Effects of load rate, heating rate, and creep on the ultimate strength and rupture of A416 7-wire strand at elevated temperature

Abstract

Tensile testing was performed on ASTM A416 cold-drawn 7-wire strands under varying combinations of applied loading and high temperature in three phases: “steady-state” tests, for which increasing load is applied to a specimen at steady-state temperature; “transient” tests, for which the ambient specimen is initially loaded to a constant target tension value and the temperature is then increased until the specimen fractures; and “creep” tests, for which the specimen is subjected to a constant target combination of temperature and tensile loading for a prolonged period of time, during which it accumulates creep strains until fracturing. Temperature-induced decreases in ultimate strength and proportional limit are relatively consistent compared to the existing literature for a wide range of cold-drawn strands fabricated under different governing standards.
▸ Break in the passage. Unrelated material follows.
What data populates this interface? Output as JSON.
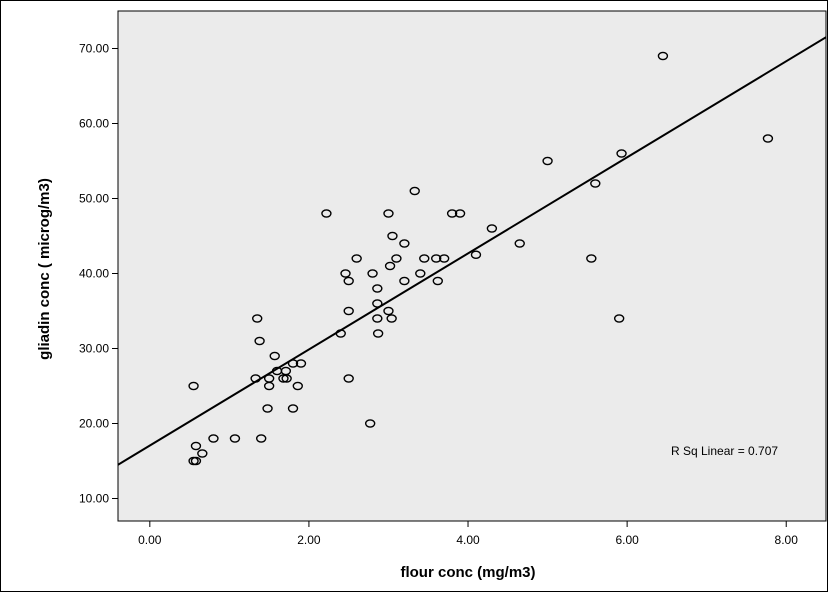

Steady-state tests produced slightly more thermally induced strength loss compared to transient tests, which suggests that design-basis predictions that are founded on steady-state test results can be used to conservatively predict the thermally induced strength loss in strands that are increasingly heated during fire exposure. Strands loaded to a stress utilization ratio beyond 70 % of their thermally dependent ultimate strength can experience a significant increase in creep strain under prolonged thermal exposure.